Google And Harvard Use Artifical Intelligence to Predict Earthquake Aftershocks
Although empirical laws, such as Ohmori’s Law and Bath’s Law, have been developed by researchers to detail the probable size and timing of those aftershocks, it has been more challenging to grasp techniques for forecasting their location.
Researchers have been employing artificial intelligence technology to make efforts to find a solution to the problem. Researchers from Google’s AI division and Harvard University have created an AI model capable of predicting the location of aftershocks up to one year after a major earthquake.
The model was trained on 199 major earthquake events, followed by 130,000 aftershocks, and was found to be more accurate than a method used to predict aftershocks today. Having trained the network, they then tested its predictions about aftershocks on 30,000 historical earthquakes, and compared the predictions with the actual aftershocks. Aftershocks included in the dataset used to train the neural network took place in a perimeter that stretches 50 kilometers vertically and 100 kilometers horizontally from each earthquake epicenter.
The concept of employing artificial intelligent neural networks to attempt to predict aftershocks first emerged a number of years ago, during the first of Brendan Meade (a Professor of Earth and Planetary Sciences), two sabbaticals at Google in Cambridge. Meade later partnered with DeVries, who had been employing neural networks to transform high-performance computing code into algorithms with the ability to run on a laptop to focus on aftershocks.
Meade stated, “After earthquakes of magnitude 5 or larger, people spend a great deal of time mapping which part of the fault slipped and how much it moved” and further added, “Many studies might use observations from one or two earthquakes, but we used the whole database … and we combined it with a physics-based model of how the Earth will be stressed and strained after the earthquake, with the idea being that the stresses and strains caused by the main shock may be what trigger the aftershocks.”
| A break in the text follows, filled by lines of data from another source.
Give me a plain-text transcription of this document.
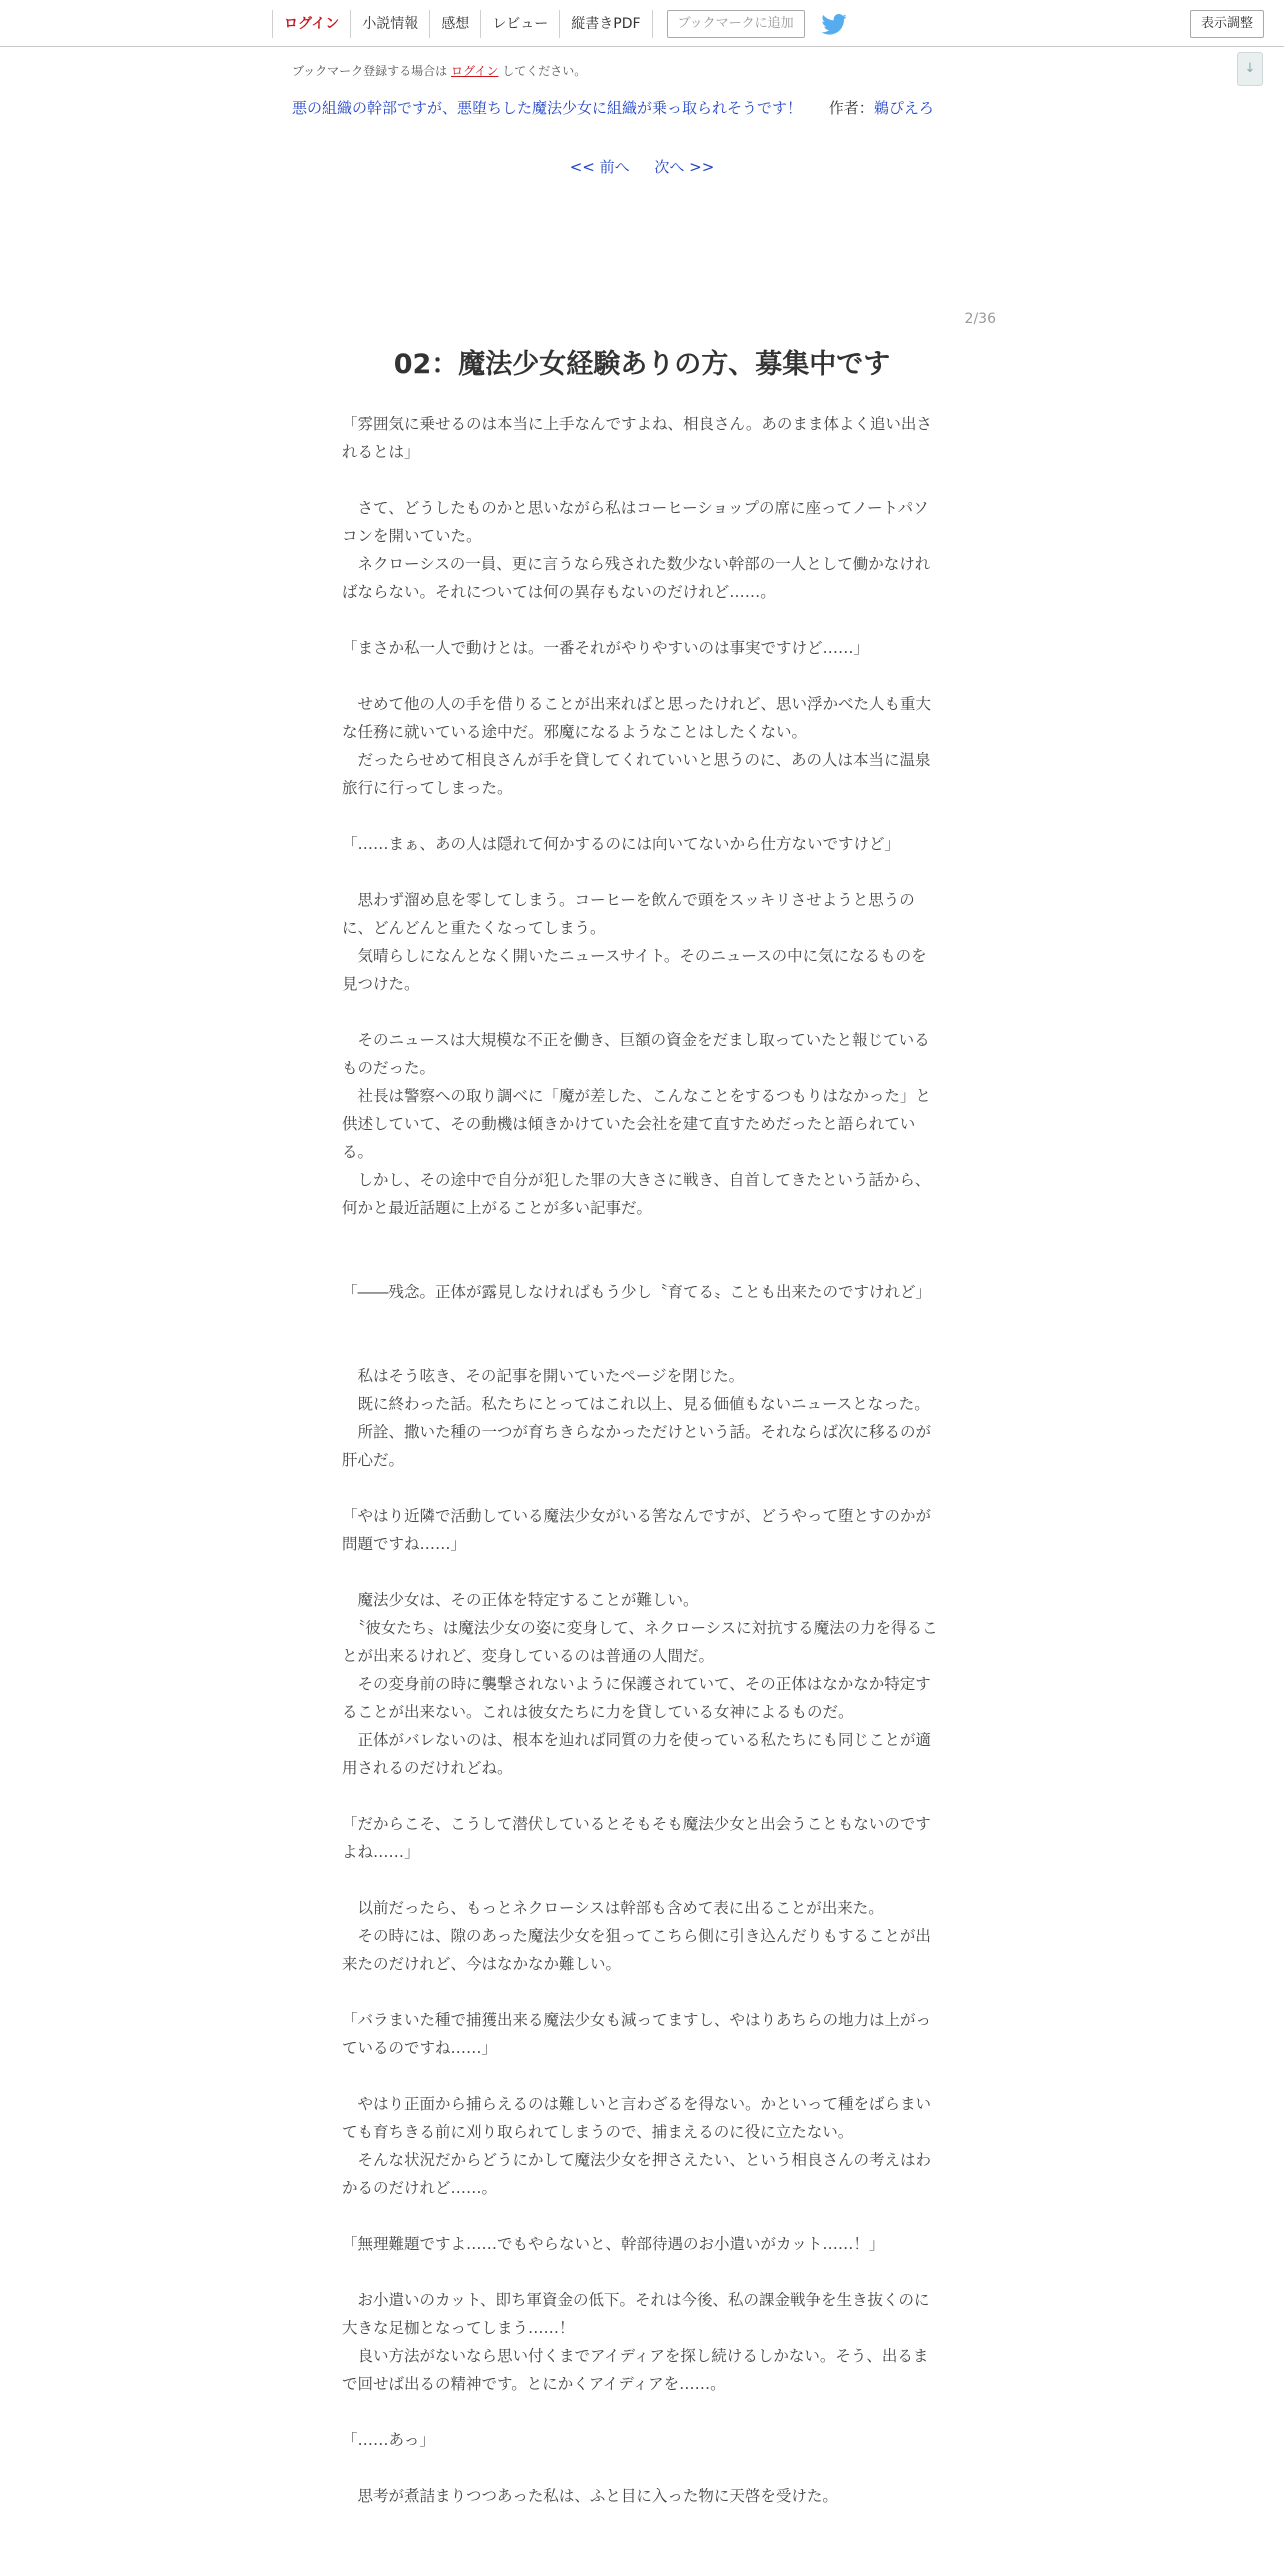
ログイン	小説情報	感想	レビュー	縦書きPDF	ブックマークに追加	表示調整
↓
ブックマーク登録する場合は ログイン してください。
悪の組織の幹部ですが、悪堕ちした魔法少女に組織が乗っ取られそうです！ 作者：鵜ぴえろ
<< 前へ 次へ >>
2/36
02：魔法少女経験ありの方、募集中です

「雰囲気に乗せるのは本当に上手なんですよね、相良さん。あのまま体よく追い出されるとは」

　さて、どうしたものかと思いながら私はコーヒーショップの席に座ってノートパソコンを開いていた。

　ネクローシスの一員、更に言うなら残された数少ない幹部の一人として働かなければならない。それについては何の異存もないのだけれど……。

「まさか私一人で動けとは。一番それがやりやすいのは事実ですけど……」

　せめて他の人の手を借りることが出来ればと思ったけれど、思い浮かべた人も重大な任務に就いている途中だ。邪魔になるようなことはしたくない。

　だったらせめて相良さんが手を貸してくれていいと思うのに、あの人は本当に温泉旅行に行ってしまった。

「……まぁ、あの人は隠れて何かするのには向いてないから仕方ないですけど」

　思わず溜め息を零してしまう。コーヒーを飲んで頭をスッキリさせようと思うのに、どんどんと重たくなってしまう。

　気晴らしになんとなく開いたニュースサイト。そのニュースの中に気になるものを見つけた。

　そのニュースは大規模な不正を働き、巨額の資金をだまし取っていたと報じているものだった。

　社長は警察への取り調べに「魔が差した、こんなことをするつもりはなかった」と供述していて、その動機は傾きかけていた会社を建て直すためだったと語られている。

　しかし、その途中で自分が犯した罪の大きさに戦き、自首してきたという話から、何かと最近話題に上がることが多い記事だ。

「――残念。正体が露見しなければもう少し〝育てる〟ことも出来たのですけれど」

　私はそう呟き、その記事を開いていたページを閉じた。

　既に終わった話。私たちにとってはこれ以上、見る価値もないニュースとなった。

　所詮、撒いた種の一つが育ちきらなかっただけという話。それならば次に移るのが肝心だ。

「やはり近隣で活動している魔法少女がいる筈なんですが、どうやって堕とすのかが問題ですね……」

　魔法少女は、その正体を特定することが難しい。

　〝彼女たち〟は魔法少女の姿に変身して、ネクローシスに対抗する魔法の力を得ることが出来るけれど、変身しているのは普通の人間だ。

　その変身前の時に襲撃されないように保護されていて、その正体はなかなか特定することが出来ない。これは彼女たちに力を貸している女神によるものだ。

　正体がバレないのは、根本を辿れば同質の力を使っている私たちにも同じことが適用されるのだけれどね。

「だからこそ、こうして潜伏しているとそもそも魔法少女と出会うこともないのですよね……」

　以前だったら、もっとネクローシスは幹部も含めて表に出ることが出来た。

　その時には、隙のあった魔法少女を狙ってこちら側に引き込んだりもすることが出来たのだけれど、今はなかなか難しい。

「バラまいた種で捕獲出来る魔法少女も減ってますし、やはりあちらの地力は上がっているのですね……」

　やはり正面から捕らえるのは難しいと言わざるを得ない。かといって種をばらまいても育ちきる前に刈り取られてしまうので、捕まえるのに役に立たない。

　そんな状況だからどうにかして魔法少女を押さえたい、という相良さんの考えはわかるのだけれど……。

「無理難題ですよ……でもやらないと、幹部待遇のお小遣いがカット……！」

　お小遣いのカット、即ち軍資金の低下。それは今後、私の課金戦争を生き抜くのに大きな足枷となってしまう……！

　良い方法がないなら思い付くまでアイディアを探し続けるしかない。そう、出るまで回せば出るの精神です。とにかくアイディアを……。

「……あっ」

　思考が煮詰まりつつあった私は、ふと目に入った物に天啓を受けた。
Data used to train the model came from noteworthy earthquakes over the past few decades, such as the 2004 Sumatra earthquake, the 2011 earthquake in Japan, the 1989 Loma Prieta earthquake in the San Francisco Bay Area, and the 1994 Northridge earthquake near Los Angeles. The results were published today in the journal Nature. The study was authored by DeVries, alongside Google machine learning researchers Martin Wattenberg and Fernanda Viégas and Google AI recruiting lead Brendan Meade.
According to US Geological Survey seismologist Dr. Elizabeth Cochran, the machine learning-based approach could save a lot of hassles for ‘aftershock chasers’ who travel to earthquake sites to place seismometers in the hopes of understanding a quake and future aftershock activity.